BOOK REVIEW: ‘American Vandal: Mark Twain Abroad’

While I’m on a Mark Twain kick, I am adding this book review too though had to look up this word:

  1. the body of work of a painter, composer, or author.
    “the complete oeuvre of Mozart”
    • a work of art, music, or literature.
      “an early oeuvre”
      Ok. So here it comes.

      If there has ever been a writer whose works speak for themselves — and for him — it is Mark Twain, and nowhere in his oeuvre is that as apparent as in his prodigious travel writings. Critics and fans can dispute whether “Tom Sawyer” or “Huckleberry Finn” is his magnum opus, but his literary fame certainly rests with those twin giants of American fiction. Which of them one prefers in the end comes down to personal taste, as is the case with those twin pillars of the 19th century English novel, “Jane Eyre” and “Wuthering Heights.” Of course, they were written by sisters Charlotte and Emily Bronte, while Twain managed to produce both of his seminal works by himself. His artistry and imagination were a miraculous combination that was at once protean while preserving a uniquely distinctive character instantly recognizable as Mark Twain, something certainly reflected in the priceless accounts of his voyages, which first brought him fame and fortune and continued for much of the rest of his life.

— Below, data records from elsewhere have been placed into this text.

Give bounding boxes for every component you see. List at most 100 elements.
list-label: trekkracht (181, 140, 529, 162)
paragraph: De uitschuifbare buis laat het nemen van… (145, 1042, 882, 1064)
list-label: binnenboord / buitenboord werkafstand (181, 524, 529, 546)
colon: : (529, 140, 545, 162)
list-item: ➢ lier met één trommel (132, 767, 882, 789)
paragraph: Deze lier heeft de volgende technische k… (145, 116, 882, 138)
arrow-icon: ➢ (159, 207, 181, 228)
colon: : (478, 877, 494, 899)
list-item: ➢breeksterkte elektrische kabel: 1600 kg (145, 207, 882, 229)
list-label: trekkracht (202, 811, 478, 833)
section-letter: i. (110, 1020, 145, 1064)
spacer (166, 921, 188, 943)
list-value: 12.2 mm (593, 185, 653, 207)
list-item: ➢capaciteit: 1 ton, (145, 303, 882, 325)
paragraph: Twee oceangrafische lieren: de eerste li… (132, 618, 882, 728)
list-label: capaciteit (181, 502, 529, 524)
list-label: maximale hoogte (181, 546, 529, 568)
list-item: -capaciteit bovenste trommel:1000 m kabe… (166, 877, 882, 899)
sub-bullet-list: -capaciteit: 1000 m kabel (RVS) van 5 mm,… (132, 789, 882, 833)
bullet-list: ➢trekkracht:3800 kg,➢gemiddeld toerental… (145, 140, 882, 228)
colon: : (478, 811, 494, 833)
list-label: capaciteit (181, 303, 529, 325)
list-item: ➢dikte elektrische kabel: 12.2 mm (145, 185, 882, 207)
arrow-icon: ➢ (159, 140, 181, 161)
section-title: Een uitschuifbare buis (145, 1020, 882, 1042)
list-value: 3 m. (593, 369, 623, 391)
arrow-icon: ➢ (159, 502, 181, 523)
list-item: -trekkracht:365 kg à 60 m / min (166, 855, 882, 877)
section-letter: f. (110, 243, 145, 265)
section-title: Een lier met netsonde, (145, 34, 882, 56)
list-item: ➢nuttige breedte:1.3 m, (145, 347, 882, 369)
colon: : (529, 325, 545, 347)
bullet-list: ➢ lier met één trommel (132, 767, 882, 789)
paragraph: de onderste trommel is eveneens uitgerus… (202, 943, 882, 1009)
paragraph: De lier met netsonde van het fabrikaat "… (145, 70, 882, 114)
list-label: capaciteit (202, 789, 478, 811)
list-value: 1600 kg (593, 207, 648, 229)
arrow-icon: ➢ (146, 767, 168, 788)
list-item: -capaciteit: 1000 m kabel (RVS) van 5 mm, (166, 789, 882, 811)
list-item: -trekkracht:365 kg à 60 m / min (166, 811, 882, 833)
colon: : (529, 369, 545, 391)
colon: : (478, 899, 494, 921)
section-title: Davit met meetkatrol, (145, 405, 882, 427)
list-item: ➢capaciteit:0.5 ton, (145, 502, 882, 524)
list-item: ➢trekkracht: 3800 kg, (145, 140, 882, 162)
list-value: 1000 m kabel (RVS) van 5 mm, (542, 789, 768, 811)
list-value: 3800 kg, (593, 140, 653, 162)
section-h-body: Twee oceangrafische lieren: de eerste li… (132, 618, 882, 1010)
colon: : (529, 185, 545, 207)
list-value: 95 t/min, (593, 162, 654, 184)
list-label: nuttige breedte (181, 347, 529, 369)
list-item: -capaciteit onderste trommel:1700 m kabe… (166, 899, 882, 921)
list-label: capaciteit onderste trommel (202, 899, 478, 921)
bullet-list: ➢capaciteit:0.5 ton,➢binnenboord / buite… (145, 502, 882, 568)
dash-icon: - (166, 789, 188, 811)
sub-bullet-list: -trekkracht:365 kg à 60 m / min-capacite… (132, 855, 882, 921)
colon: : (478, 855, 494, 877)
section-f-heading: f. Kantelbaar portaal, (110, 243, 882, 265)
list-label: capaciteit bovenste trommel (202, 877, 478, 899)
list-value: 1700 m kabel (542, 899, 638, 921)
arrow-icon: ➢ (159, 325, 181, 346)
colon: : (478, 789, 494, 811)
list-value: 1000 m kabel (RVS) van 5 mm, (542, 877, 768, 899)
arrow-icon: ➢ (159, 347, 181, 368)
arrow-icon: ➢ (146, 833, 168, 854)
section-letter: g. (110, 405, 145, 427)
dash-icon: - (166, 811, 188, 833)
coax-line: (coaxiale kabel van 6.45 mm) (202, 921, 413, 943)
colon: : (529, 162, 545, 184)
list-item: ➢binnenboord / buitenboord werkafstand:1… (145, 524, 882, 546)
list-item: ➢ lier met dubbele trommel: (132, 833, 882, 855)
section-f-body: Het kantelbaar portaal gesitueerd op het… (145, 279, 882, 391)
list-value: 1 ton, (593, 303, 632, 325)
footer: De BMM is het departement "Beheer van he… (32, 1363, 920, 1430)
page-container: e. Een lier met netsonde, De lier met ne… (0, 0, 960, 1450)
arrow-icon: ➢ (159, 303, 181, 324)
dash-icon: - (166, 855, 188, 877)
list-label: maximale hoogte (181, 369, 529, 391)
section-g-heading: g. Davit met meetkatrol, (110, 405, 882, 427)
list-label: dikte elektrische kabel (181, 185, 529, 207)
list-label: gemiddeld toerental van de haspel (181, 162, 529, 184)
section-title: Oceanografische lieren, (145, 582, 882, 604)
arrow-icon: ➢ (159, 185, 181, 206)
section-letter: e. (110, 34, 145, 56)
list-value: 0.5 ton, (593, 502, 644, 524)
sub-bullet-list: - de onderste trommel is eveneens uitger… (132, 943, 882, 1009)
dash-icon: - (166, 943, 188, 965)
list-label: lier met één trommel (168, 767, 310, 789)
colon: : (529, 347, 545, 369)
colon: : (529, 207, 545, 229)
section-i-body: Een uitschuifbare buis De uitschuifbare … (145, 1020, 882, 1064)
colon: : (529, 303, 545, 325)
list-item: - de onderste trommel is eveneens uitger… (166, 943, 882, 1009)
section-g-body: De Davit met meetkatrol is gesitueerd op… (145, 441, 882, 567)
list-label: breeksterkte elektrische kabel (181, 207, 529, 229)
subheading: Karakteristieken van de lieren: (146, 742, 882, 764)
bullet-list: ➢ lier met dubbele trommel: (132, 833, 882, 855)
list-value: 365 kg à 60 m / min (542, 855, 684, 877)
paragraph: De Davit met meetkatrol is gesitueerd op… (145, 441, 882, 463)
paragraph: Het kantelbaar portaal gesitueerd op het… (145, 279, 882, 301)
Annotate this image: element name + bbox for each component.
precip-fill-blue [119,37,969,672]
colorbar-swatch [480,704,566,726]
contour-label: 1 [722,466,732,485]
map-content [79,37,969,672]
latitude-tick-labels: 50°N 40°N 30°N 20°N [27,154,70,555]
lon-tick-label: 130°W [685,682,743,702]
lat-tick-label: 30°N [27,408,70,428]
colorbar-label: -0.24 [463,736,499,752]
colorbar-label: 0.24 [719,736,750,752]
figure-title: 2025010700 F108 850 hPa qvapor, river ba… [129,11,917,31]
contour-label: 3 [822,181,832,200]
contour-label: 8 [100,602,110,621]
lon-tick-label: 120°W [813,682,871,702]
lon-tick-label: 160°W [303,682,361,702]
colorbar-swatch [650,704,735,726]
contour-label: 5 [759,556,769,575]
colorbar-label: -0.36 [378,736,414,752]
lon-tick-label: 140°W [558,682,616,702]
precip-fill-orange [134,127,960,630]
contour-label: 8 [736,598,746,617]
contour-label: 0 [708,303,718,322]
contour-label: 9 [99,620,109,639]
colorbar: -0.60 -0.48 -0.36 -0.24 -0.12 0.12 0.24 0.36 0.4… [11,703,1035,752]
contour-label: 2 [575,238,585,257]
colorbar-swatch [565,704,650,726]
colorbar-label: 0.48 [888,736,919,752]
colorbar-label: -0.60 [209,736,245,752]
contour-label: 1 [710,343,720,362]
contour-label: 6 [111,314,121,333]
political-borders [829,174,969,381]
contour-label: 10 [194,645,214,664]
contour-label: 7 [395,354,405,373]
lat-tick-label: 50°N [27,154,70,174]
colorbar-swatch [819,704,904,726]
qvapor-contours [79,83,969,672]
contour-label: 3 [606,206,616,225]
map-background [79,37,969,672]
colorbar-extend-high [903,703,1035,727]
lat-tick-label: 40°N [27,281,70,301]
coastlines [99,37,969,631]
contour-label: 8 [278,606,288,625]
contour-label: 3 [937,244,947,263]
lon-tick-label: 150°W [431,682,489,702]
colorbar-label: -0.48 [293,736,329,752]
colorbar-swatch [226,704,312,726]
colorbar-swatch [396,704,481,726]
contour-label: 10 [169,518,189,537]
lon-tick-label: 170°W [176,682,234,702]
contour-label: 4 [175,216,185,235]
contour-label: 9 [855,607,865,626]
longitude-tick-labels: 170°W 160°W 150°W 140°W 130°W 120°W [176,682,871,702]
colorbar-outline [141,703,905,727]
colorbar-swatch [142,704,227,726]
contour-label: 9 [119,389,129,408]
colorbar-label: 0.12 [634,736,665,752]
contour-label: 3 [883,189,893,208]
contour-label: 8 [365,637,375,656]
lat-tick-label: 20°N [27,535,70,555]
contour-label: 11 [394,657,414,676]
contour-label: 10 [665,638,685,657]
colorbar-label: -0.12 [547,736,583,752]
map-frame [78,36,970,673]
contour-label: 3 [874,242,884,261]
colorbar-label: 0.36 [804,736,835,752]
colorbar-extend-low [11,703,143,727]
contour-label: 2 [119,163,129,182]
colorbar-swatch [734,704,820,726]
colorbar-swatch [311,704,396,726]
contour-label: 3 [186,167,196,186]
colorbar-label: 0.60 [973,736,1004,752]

      Mark Twain American Vandal Book

      If you want a guide through those travelogues or through the experiences that produced them, then you could not find a better one than Twain biographer Roy Morris Jr. He is not merely well-informed about his subject, he is truly attuned to the mind and sensibility of the man. Whether it is analyzing the various factors — domestic and psychological, financial and professional — that impelled Twain to range so frequently and so far or showing how he remained himself (in the words of his friend and admirer Rudyard Kipling to “walk with kings — Nor lose the common touch”), “American Vandal” shows a consistently sure and wise touch. ” ‘I am wild with impatience to move — move — Move!’ Twain, still in his 20s, wrote to his mother in 1867. ‘My mind gives me peace only in excitement and restless moving from place to place. I wish I never had to stop anywhere.’ He seldom did … Nearly a dozen years, or some sixteen percent of his life was spent abroad. He seemed always to be crossing or recrossing the ocean.” Explaining how that restlessness and what it impelled became encapsulated in the amber of his prose is perhaps the greatest achievement of this book.

      Mr. Morris points readers to the persona adopted by Twain in his “first great book length success,” an account of a cruise to the Mediterranean and the Near East: In “‘The Innocents Abroad,’ he introduced readers to the American Vandal, a broadly drawn burlesque figure representing the best (and worst), of the national character. The American Vandal, male or female, was a brazen, unapologetic visitor to foreign lands, generally unimpressed with the local ambience — to say nothing of the local inhabitants … Literally nothing was sacred to the Vandal … It was a role he would continue to play, when the mood struck him, for the rest of his life, long after the new had worn off and he had become, as most people do, a sadder and a wiser man.”

      Of course, clinging to this persona made good artistic — and economic — sense, a surefire way of maximizing readers eager to laugh at — or with — the vandal. And wearing that mask suited him just fine as a way of making him popular the world over.

      When he received an honorary doctorate of literature from England’s Oxford University in 1907, his fellow honorees included royalty, politicians (including the prime minister of the day), a British field marshal and the founder of the Salvation Army, sculptor Auguste Rodin and composer Camille Saint-Saens, but on the streets and in the hall, cheers, applause, and the clicking of cameras were loudest for him, “the lion of the occasion” in the words of The New York Times. Earlier, he had delighted in playing the vandal with King Edward VII at Windsor Castle, breaking protocol by shaking his hand and tapping his arm several times and offering to buy the castle from him. But there is no doubt that the monarch and his wife Queen Alexandra were charmed by their guest, with whom they chatted at length; and such was Twain’s fame that Edward had to remind him that they had already met long ago in Germany when he was Prince of Wales, rather than the other way around. On the page or in person, the vandal was too valuable and useful to the man who had by now become so worldly-wise and sophisticated to be discarded.

      “American Vandal” has another virtue in that those who have not already read Twain’s travelogues may well appreciate them all the more, despite their self-evident qualities, after reading Mr. Morris‘ intelligent, intuitive book. If he has not whetted their appetites to experience the man himself writing about his domestic and foreign voyages, they would be among the very few for whom Twain in motion has no appeal and so his marvelous accounts would probably be wasted on them anyway.

      Martin Rubin is a writer and critic in Pasadena, Calif.